XML is a common text-based markup language. ArcGIS Velocity can ingest IoT observation data expressed as XML from a variety of sources.
XML is supported as a data format for the following feed and data source types:
- Feeds—AWS IoT, Azure Event Hub, Azure Service Bus, HTTP Poller, HTTP Receiver, Kafka , MQTT, RabbitMQ, WebSocket.
- Data sources—Amazon S3, Azure Blob Storage, and HTTP Poller.
Options for XML configuration
When configuring a feed or data source, sampling of the data occurs to determine the type of data being ingested. If sampling determines the data to be XML, additional properties regarding the XML configuration can be specified.
Root element
The Root element parameter specifies, if applicable, the root element of the XML structure in which messages are found. The root element should identify an object whose subelements are attributes. Leave this parameter blank if the XML structure contains all the messages under the root of the XML document.

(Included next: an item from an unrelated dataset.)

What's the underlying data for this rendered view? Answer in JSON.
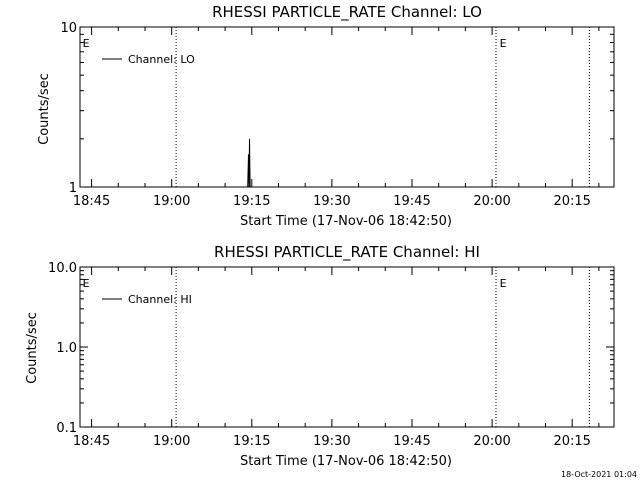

For example, consider the following sample XML data with multiple elements:
<?xml version="1.0" encoding="UTF-8"?>
<flight>
<aircraftData>
<aircraftID>N-X-211</aircraftID>
<pilot>Charles L.</pilot>
<speed>212.28</speed>
<altitude>20200</altitude>
<heading>44.02</heading>
<latitude>52.653726</latitude>
<longitude>-21.885421</longitude>
<status>In flight</status>
<datetime>1589962024</datetime>
</aircraftData>
<aircraftData>
<aircraftID>N02061</aircraftID>
<pilot>Jane D.</pilot>
<speed>132.00</speed>
<altitude>13008</altitude>
<heading>264.54</heading>
<latitude>19.510083</latitude>
<longitude>-153.950114</longitude>
<status>In flight</status>
<datetime>1589962042</datetime>
</aircraftData>
<airportData>
<name>John F. Kennedy Int. Airport</name>
<IATA>JFK</IATA>
<ICAO>KJFK</ICAO>
<date>1589932800</date>
<location>
<latitude>40.643585</latitude>
<longitude>-73.781927</longitude>
</location>
</airportData>
</flight>
If a root element of aircraftData is specified, only the following data will be ingested by Velocity:
<aircraftData>
<aircraftID>N-X-211</aircraftID>
<pilot>Charles L.</pilot>
<speed>212.28</speed>
<altitude>20200</altitude>
<heading>44.02</heading>
<latitude>52.653726</latitude>
<longitude>-21.885421</longitude>
<status>In flight</status>
<datetime>1589962024</datetime>
</aircraftData>
<aircraftData>
<aircraftID>N02061</aircraftID>
<pilot>Jane D.</pilot>
<speed>132.00</speed>
<altitude>13008</altitude>
<heading>264.54</heading>
<latitude>19.510083</latitude>
<longitude>-153.950114</longitude>
<status>In flight</status>
<datetime>1589962042</datetime>
</aircraftData>
The schema derivation in Velocity is illustrated below:
Flatten
The Flatten parameter determines whether any nested XML will be broken into separate fields. These new fields are named by appending subelements with an underscore to the higher level, or parent, element. In the following example, the location element contains two subelements: latitude and longitude. If flattened, the location element is broken into two fields, location_latitude and location_longitude.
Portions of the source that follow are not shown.